Friday, January 22, 2022                     (today’s lectionary)

Day of Prayer for the Legal Protection of Unborn Children

Life together

Jesus went up the mountain and summoned those whom he wanted, and they came to him.

Father Brad Karelious traveled to Germany in 1980, planning to visit churches and campus ministries in both East and West. What he found surprised him. In the midst of oppressive East German anti-Christian policies, with little money dedicated to renovation or even keeping the doors open, the Church flourished. Many students waited outside church doors until they could get in. Their excitement to see an American from California knew no bounds, and questions were honest, skeptical and curious. The students wanted to know more about everything, especially about the Bible and about Jesus. But one student summed up their difficult situation, “When I graduate, I will have to make a decision. If I want to have a good position, I cannot be a visible active Christian.” Still, this student would not give up the joyful habit of meeting together to spur each other on to love and good deeds.

In West Germany, on the other hand, few people of any age attended church. Sermons were mostly philosophical lectures rather than exhortations. Pastors had well-stocked libraries and were paid handsomely out of the 9% give to the church from every tax bill paid by every West German. Since this took the place of personal giving, very few parishioners tithed. Personal sacrifice seemed minimal, and personal commitment seemed the same.

Kindness and truth shall meet, justice and peace shall kiss. Truth shall spring out of the earth and justice shall look down from heaven.

As you know, in our culture (not just American) we grow up and away from each other very quickly. From conception we crave touch and affection from others, and only in small ways must that craving be curbed. But we curb it instead in big ways and tall ways, and so in just a few years we have turned away from each other and toward ourselves.

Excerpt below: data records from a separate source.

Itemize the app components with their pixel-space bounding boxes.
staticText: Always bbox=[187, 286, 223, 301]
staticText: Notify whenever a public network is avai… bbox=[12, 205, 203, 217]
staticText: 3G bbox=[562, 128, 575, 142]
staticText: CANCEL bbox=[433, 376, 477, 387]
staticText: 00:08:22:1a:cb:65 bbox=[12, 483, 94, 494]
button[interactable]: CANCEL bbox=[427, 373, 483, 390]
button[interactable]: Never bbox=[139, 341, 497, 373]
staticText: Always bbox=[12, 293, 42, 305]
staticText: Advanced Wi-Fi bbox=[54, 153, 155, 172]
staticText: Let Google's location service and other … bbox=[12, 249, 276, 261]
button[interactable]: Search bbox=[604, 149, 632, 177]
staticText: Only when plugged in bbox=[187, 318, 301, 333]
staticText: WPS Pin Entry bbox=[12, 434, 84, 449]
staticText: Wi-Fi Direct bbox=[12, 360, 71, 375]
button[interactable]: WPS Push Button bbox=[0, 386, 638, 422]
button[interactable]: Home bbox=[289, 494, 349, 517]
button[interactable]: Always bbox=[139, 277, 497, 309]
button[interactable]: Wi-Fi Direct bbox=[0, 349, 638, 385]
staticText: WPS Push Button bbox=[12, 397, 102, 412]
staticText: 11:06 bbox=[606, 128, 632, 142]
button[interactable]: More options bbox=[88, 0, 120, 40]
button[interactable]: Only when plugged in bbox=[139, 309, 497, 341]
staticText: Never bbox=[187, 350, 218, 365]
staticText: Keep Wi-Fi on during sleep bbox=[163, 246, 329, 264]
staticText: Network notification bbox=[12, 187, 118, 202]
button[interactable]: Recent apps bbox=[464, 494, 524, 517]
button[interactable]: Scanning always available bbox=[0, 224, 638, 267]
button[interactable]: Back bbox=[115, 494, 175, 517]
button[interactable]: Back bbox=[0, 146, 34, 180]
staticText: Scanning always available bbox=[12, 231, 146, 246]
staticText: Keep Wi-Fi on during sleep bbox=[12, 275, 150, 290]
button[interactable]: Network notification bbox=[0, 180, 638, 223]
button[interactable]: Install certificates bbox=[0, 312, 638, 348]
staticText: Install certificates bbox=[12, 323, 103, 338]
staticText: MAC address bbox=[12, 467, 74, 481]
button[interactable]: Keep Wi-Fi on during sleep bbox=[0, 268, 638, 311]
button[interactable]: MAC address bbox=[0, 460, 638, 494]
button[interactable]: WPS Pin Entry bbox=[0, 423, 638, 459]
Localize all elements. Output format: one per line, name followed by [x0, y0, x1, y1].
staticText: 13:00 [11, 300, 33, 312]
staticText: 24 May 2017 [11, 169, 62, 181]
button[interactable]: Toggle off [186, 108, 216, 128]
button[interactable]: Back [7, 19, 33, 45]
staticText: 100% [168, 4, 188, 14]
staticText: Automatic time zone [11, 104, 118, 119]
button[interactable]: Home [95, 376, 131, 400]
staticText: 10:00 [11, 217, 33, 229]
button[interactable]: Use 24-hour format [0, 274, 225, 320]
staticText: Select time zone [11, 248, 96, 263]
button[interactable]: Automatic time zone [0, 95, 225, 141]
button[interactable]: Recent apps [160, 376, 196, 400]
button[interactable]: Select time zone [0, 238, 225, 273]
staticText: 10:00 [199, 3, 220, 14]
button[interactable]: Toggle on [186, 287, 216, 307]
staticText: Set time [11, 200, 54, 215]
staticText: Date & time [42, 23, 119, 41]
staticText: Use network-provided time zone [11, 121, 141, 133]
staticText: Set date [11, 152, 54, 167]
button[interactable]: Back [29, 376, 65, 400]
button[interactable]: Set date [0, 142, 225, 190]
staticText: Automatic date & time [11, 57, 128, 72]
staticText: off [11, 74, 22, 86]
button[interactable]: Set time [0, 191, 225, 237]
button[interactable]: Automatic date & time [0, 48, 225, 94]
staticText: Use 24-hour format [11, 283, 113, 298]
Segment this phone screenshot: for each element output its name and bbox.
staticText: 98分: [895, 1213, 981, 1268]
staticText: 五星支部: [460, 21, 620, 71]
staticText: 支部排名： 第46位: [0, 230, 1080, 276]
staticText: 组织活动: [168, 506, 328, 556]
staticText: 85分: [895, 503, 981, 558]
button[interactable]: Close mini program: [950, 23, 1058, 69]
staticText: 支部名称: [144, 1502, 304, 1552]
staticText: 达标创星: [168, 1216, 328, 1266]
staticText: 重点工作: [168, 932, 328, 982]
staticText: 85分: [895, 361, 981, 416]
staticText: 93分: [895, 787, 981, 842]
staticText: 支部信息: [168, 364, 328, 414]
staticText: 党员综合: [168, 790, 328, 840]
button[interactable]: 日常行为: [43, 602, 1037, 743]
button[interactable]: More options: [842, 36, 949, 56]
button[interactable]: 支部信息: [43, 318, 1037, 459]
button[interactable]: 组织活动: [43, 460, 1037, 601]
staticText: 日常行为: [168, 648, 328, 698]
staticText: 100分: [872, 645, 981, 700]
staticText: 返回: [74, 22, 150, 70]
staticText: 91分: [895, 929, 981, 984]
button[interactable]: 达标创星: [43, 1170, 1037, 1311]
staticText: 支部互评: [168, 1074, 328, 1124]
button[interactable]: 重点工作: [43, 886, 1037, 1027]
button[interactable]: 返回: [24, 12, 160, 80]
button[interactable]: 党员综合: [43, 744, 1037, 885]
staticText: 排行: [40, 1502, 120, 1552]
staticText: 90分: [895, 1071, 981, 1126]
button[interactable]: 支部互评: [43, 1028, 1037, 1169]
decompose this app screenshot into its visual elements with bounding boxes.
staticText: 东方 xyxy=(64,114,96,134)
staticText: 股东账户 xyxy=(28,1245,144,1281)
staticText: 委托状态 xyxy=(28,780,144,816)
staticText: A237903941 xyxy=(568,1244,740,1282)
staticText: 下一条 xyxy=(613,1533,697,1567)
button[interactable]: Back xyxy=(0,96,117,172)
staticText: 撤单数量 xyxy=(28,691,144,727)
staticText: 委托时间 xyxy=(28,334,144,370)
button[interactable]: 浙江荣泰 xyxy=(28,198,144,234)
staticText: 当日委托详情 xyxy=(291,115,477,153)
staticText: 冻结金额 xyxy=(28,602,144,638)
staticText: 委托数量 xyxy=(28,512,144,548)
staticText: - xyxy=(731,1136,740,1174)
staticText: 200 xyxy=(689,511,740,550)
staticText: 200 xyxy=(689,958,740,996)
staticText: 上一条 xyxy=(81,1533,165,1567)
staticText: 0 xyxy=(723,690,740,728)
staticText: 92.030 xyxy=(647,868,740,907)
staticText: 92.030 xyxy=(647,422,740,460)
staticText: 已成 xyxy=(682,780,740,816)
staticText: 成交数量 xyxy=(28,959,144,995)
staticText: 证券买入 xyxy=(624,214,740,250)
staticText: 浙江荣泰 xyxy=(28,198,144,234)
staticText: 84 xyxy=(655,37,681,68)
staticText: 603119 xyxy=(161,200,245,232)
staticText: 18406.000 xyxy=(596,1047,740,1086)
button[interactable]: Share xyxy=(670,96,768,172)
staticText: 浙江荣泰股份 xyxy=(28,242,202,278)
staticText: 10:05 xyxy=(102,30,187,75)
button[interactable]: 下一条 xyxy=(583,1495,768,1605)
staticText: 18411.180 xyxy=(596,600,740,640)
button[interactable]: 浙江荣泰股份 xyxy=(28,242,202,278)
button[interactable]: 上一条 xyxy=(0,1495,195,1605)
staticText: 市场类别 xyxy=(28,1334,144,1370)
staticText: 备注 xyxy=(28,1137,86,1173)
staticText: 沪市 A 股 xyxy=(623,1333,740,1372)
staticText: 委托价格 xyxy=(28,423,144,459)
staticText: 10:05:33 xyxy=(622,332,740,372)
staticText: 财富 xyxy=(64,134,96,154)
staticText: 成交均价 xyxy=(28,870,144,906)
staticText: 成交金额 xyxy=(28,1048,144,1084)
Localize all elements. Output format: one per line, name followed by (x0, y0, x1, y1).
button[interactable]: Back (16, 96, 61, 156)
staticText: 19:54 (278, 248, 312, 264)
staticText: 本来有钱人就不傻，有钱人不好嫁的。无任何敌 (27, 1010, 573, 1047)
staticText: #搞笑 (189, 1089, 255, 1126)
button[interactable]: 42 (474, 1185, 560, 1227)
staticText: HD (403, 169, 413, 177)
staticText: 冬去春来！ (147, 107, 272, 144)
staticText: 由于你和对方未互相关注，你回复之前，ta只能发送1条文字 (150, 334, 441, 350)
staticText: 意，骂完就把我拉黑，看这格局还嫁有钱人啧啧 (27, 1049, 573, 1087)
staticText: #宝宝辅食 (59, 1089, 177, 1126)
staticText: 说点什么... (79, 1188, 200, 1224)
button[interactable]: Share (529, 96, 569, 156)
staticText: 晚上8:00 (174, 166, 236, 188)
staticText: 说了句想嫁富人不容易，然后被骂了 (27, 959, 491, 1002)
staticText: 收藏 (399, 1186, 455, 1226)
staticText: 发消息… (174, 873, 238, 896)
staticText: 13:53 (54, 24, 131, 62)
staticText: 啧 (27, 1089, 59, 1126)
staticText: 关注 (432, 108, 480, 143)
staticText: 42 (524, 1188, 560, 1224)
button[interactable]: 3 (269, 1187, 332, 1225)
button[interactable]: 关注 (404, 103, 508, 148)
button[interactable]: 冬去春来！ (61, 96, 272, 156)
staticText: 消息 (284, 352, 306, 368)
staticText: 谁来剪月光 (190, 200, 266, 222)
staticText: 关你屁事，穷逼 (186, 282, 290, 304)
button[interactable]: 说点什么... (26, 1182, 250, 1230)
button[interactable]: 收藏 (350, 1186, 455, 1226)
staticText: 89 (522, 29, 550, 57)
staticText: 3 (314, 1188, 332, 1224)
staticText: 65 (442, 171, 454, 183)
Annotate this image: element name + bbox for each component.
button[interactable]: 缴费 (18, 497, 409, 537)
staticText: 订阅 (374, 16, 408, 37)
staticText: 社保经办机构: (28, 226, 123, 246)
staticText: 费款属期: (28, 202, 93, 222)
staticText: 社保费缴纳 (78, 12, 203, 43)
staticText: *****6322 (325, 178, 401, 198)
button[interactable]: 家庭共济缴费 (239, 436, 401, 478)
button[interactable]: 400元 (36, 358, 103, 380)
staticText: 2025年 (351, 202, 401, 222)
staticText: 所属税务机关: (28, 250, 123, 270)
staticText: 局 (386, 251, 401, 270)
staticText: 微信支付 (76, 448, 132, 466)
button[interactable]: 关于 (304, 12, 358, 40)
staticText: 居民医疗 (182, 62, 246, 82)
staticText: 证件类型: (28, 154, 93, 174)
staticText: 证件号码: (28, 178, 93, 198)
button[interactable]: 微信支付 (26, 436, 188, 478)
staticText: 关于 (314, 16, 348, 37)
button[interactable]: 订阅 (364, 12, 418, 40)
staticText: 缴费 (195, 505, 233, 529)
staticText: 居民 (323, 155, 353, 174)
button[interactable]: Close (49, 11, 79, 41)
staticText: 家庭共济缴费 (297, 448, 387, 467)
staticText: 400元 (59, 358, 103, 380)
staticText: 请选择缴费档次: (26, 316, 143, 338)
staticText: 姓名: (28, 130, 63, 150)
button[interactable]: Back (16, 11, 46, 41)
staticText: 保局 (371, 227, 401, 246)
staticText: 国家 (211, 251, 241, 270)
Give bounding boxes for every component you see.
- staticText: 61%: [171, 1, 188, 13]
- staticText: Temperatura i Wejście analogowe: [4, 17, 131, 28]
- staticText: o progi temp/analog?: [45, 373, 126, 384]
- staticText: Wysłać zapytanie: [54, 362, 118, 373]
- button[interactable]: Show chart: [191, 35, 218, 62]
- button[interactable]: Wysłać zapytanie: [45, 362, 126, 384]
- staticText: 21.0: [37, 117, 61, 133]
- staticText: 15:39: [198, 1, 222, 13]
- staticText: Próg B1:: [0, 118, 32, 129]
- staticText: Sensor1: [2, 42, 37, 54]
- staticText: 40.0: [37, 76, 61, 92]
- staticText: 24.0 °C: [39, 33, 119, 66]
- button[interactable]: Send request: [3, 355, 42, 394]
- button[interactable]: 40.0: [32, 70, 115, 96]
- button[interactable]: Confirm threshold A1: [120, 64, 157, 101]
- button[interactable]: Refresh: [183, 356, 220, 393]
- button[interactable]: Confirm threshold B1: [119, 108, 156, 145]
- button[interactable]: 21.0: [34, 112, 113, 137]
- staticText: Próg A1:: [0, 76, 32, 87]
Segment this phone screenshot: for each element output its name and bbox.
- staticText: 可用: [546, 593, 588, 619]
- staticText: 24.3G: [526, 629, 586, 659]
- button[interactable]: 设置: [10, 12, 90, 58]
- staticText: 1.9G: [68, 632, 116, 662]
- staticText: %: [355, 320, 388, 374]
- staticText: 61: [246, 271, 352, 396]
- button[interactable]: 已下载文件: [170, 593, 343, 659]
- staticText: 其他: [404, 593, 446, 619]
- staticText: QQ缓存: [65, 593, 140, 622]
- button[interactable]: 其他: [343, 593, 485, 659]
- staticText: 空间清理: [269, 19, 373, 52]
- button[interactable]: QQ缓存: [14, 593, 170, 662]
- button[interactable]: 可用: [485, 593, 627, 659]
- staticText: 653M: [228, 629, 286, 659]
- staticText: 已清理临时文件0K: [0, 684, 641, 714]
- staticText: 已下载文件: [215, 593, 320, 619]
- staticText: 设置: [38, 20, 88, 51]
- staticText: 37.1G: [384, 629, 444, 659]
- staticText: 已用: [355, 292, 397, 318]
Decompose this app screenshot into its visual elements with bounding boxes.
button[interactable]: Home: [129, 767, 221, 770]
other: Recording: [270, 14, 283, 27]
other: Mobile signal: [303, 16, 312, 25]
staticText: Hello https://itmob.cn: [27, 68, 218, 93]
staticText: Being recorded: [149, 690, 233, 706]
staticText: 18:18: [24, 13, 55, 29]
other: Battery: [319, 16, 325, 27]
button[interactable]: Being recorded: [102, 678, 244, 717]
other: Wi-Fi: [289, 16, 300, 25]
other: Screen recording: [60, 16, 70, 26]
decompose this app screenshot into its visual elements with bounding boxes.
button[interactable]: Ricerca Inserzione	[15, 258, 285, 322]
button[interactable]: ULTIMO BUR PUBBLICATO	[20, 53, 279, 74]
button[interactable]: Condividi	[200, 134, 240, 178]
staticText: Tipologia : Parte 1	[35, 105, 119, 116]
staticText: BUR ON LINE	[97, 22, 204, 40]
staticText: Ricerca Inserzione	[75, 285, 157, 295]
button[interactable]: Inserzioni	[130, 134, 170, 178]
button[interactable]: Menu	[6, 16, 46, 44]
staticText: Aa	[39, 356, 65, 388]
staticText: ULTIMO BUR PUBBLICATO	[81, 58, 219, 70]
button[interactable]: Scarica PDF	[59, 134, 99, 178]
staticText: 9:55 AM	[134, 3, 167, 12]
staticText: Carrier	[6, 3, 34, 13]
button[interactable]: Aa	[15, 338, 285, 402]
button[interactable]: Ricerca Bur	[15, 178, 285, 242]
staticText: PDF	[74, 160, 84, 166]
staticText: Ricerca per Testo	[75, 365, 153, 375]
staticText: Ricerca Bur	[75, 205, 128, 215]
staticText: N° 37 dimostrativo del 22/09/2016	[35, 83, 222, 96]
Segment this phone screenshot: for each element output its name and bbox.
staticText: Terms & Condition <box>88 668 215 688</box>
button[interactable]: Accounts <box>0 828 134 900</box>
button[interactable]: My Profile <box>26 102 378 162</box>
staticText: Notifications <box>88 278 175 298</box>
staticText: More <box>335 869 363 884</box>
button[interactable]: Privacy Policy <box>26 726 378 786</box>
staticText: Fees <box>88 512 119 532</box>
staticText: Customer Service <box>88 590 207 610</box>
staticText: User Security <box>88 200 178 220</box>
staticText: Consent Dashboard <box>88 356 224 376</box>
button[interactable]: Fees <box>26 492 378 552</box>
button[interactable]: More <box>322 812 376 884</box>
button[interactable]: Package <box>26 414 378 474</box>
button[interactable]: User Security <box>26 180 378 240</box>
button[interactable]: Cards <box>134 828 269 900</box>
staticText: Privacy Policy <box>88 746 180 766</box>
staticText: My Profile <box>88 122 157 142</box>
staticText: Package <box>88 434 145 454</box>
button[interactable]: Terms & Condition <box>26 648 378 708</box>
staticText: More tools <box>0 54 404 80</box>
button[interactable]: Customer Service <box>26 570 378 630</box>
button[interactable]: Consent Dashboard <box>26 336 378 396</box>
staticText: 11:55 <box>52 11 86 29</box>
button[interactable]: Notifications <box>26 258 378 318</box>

Karelious wrote that “the church is most strongly felt in a situation that is a struggle for survival, where the cost of discipleship is experienced with intensity.” When there is persecution from the outside, those inside come together, hold hands, and curl up together to stay warm and perhaps even safe. Instead of turning away from each other, they pray and touch, touch and pray. Our need for touch never goes away.

This is the covenant I will establish, says the Lord. All shall know me from least to greatest. I will put my laws in your minds and I will write them upon your hearts. I will be your God, and you shall be my people. And I will forgive your wrongdoing and remember your sins no more.

I accept your gift, Lord, but then it isn’t long until I take your gift for granted, and it isn’t long again before I simply stop listening to your law, whether in my mind or written on my heart. My evildoing increases, and soon the consequence of my sin wrecks my life.

Show us, O Lord, your mercy, and grant us your salvation.

Thank you, God, for remembering my sins no more. Hold me, soften my self-protective crust, renew my desire to touch and be touched, to love and be loved. Change my heart, O God.